User routers are always one of the targets of cybercriminals, since it is the device that is permanently connected to the Internet and exposed to all threats. For a few weeks now, many ASUS router users were noticing that outgoing network traffic was shooting up randomly, and during these episodes the processor would go to 100% and the Internet connection would be interrupted. Now it has become known that cybercriminals were exploiting a security flaw in these computers. Do you want to know what happened and everything that is known so far?
Cybercriminals have always set their eyes on users’ routers, and it is the only device exposed to the Internet, so if you have control over them, you could reach the rest of the devices or directly carry out attacks distributed denial of service. If you have an ASUS router, pay close attention, both to detect if your router has been affected, and also to update the firmware.
How do I know if I am affected?
The vast majority of ASUS routers are affected by this vulnerability, for this reason, the manufacturer has released an emergency update for each and every one of the models. When they hack your router, they join it to a botnet, to later carry out DDoS attacks. The symptoms that someone has managed to get into your router are the following:
- The processor is set to 100% randomly, this is when the attack is being carried out on other targets.

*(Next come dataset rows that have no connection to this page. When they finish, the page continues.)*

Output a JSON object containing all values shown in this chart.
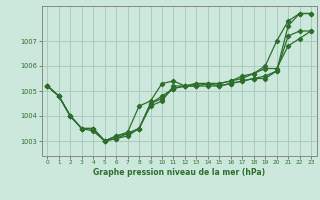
{
  "title": "Graphe pression niveau de la mer (hPa)",
  "bg_color": "#cce8dc",
  "grid_color": "#aaccbb",
  "line_color": "#2d6e2d",
  "text_color": "#2d6e2d",
  "xlim": [
    -0.5,
    23.5
  ],
  "ylim": [
    1002.4,
    1008.4
  ],
  "yticks": [
    1003,
    1004,
    1005,
    1006,
    1007
  ],
  "xticks": [
    0,
    1,
    2,
    3,
    4,
    5,
    6,
    7,
    8,
    9,
    10,
    11,
    12,
    13,
    14,
    15,
    16,
    17,
    18,
    19,
    20,
    21,
    22,
    23
  ],
  "lines": [
    [
      1005.2,
      1004.8,
      1004.0,
      1003.5,
      1003.5,
      1003.0,
      1003.1,
      1003.3,
      1003.5,
      1004.4,
      1004.6,
      1005.2,
      1005.2,
      1005.3,
      1005.3,
      1005.2,
      1005.3,
      1005.4,
      1005.5,
      1005.5,
      1005.8,
      1007.2,
      1007.4,
      1007.4
    ],
    [
      1005.2,
      1004.8,
      1004.0,
      1003.5,
      1003.5,
      1003.0,
      1003.1,
      1003.2,
      1003.5,
      1004.5,
      1004.7,
      1005.1,
      1005.2,
      1005.2,
      1005.2,
      1005.2,
      1005.3,
      1005.4,
      1005.5,
      1005.6,
      1005.8,
      1007.6,
      1008.1,
      1008.1
    ],
    [
      1005.2,
      1004.8,
      1004.0,
      1003.5,
      1003.4,
      1003.0,
      1003.2,
      1003.35,
      1004.4,
      1004.6,
      1005.3,
      1005.4,
      1005.2,
      1005.2,
      1005.3,
      1005.3,
      1005.4,
      1005.5,
      1005.7,
      1006.0,
      1007.0,
      1007.8,
      1008.1,
      1008.1
    ],
    [
      1005.2,
      1004.8,
      1004.0,
      1003.5,
      1003.5,
      1003.0,
      1003.2,
      1003.3,
      1003.5,
      1004.5,
      1004.8,
      1005.1,
      1005.2,
      1005.3,
      1005.3,
      1005.3,
      1005.4,
      1005.6,
      1005.7,
      1005.9,
      1005.9,
      1006.8,
      1007.1,
      1007.4
    ]
  ]
}
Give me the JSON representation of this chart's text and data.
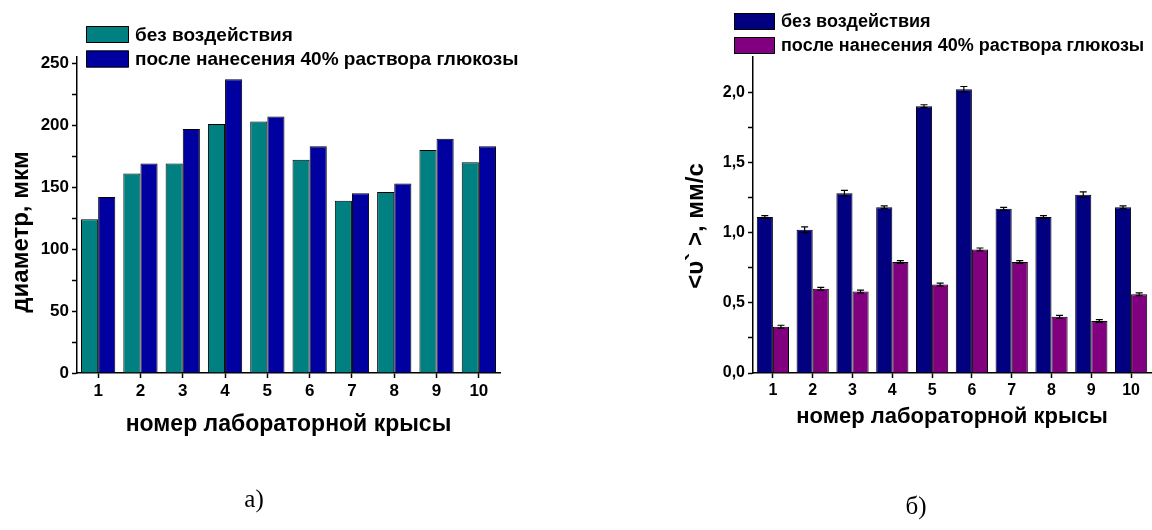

- In the traffic monitoring section, you can see that the upload rate is the maximum of our Internet connection.
- During these episodes, the Internet connection is interrupted, because it takes up all the upload bandwidth.
If all this has happened to you recently, you are probably affected and your router has been hacked to join a botnet. It is still unknown how many people are affected, but according to the forums, most users have the RT-AX86U, RT-AX55 and also RT-AX88U models.
How could they get in?
It is still not very clear how they were able to enter, it seems that the attack vector has been the AiCloud service because all the affected users who have commented on the forums had it enabled, by enabling this service the router is accessible through Internet without using VPN. Keep in mind that this service requires authentication, it is possible that users did not have a strong password, and cybercriminals may have carried out brute force or dictionary attacks to try to find out it. Therefore, if you have a strong password you should have no problems, however, our advice is to never have your router exposed to the Internet, always use a VPN like WireGuard or OpenVPN to access securely.
Once they have entered the router, they install malicious software with the aim of joining a botnet via PPTP VPN. We have learned all this from snbforums users who are commenting on the problem in several threads. Once they have joined the botnet, DDoS attacks are carried out, hence high CPU load, high upload speed etc.
Do you have a solution if I haven’t been hacked?
Yes, the manufacturer ASUS has released an emergency update to improve security mechanisms on all models. The improvements they have incorporated in their latest firmwares are:
- Optimized memory management mechanisms, improving system efficiency and stability.
- Data entry and processing validations have been reinforced, further protecting the security of your information.
- The web engine has been improved, it is now faster and security has been improved as well.
- Security issues related to JavaScript have been fixed.
In the ASUS official website You have the security notice, and what are the firmware versions for each model that solves this serious problem.
Do you have a solution if I have already been hacked?
What you should do is perform a firmware update, restore it to factory settings and set a strong password so it doesn’t happen again. And check if the problem has been solved, monitoring both the state of the router processor and the Internet traffic.
Our recommendation is that you update to the latest firmware version as soon as possible, so as not to be vulnerable.